I grew up as a classical musician—years of theory, composition, performance training, the whole disciplined mess of it. I spent my teenage years dissecting Bach fugues and analyzing harmonic progressions, understanding how a single note choice could shift an entire emotional landscape. That foundation never left me, even when I traded my instrument for a laptop and started writing monsters instead of sonatas.

These days, I channel that training into something a little less conventional: writing original compositions for my characters. Full songs. Lyrics, melodies, the works. I've been composing pieces that belong to specific characters or moments in my books—theme songs that exist beyond the page. And once I finally crawl out from under the mountain of back catalog chaos I'm currently buried in, I'm planning to record and upload them all. Because why not? If my vampire lord gets a three-page internal monologue, he deserves his own haunting ballad too.

But before I get there—before any of that music sees the light of day—there's the process that makes it all possible.

One of my quirky writer habits is building playlists for my characters before I write them. Some writers do character sheets. Some do detailed backstories or visual mood boards. I do mood boards and playlists, and the playlists always come first.

For a spicy dragon romance, I might start with songs about power, desire, and danger—something with a driving beat, heavy bass, lyrics that feel like a challenge or a dare. For a cozy paranormal heroine, I'm pulling indie-folk and witchy acoustic vibes: soft vocals, organic instrumentation, something that feels like morning light filtering through curtains. For a morally grey antagonist, I'm looking for dissonance—songs that sound beautiful but have unsettling lyrics, or tracks that shift unexpectedly halfway through.

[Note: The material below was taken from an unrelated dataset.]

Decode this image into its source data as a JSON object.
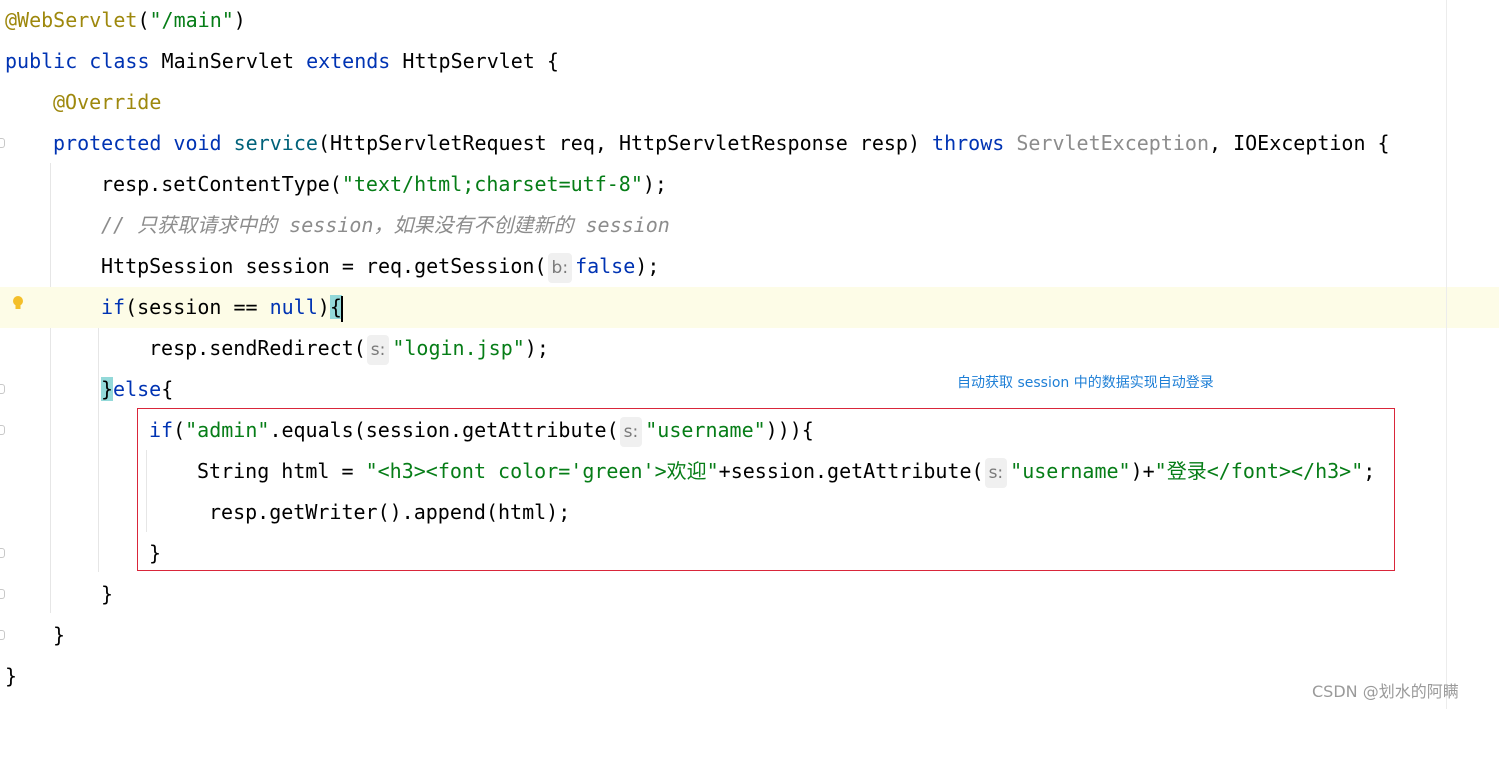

Here's why this works for me: music reveals the unspoken parts of character in ways that a description never quite can.

A song choice tells you how a character sees themselves, how they move through the world, what they're afraid to say out loud. It gives you their rhythm, their pacing, the texture of their inner life. When I'm stuck on a scene, I'll pull up that character's playlist and let it guide me back into their headspace. The music becomes a shortcut to their emotional truth.

And because I come from a compositional background, I hear these playlists differently than I might have otherwise. I'm not just listening to lyrics or vibes—I'm listening to structure. Tempo. Key changes. The way a bridge shifts the emotional weight of a song. The way a minor chord can make even a happy melody feel bittersweet. That training seeps into how I write scenes, how I pace emotional beats, how I build tension and release it.

Writing is composition. Just with words instead of notes.

So when I sit down to write an original song for a character, it's not just a fun side project—it's an extension of the same process. I'm taking everything I know about that character's playlist, their emotional arc, their secrets and fears, and distilling it into something that could only belong to them. A love song from the perspective of a character who doesn't believe in love. A villain's anthem that makes you almost sympathize with them. A lullaby that's actually a warning.

Once the back catalog nightmare is over and I can breathe again, those songs are going up. Recorded, mixed, ready for anyone who wants to hear what my characters and stories feel like with notes and bad composition.

If you're a writer, try building a playlist before you write your next character. Not a general "book playlist," but something specific to them. What do they listen to when they're alone? What song plays in their head during their worst moment? Their best? What would their theme song sound like if this were a movie?

If you're a reader, try building one for your favorite character from a book you love and see what it reveals. You might be surprised how much a handful of songs can tell you about someone who only exists on paper.

I think you'll find that music and character are closer cousins than you'd expect. They both live in the space between what's said and what's felt. They both ask you to listen for the things that aren't obvious. They both have the power to break your heart in under four minutes.

And if you do it right, they both stay with you long after the final note fades.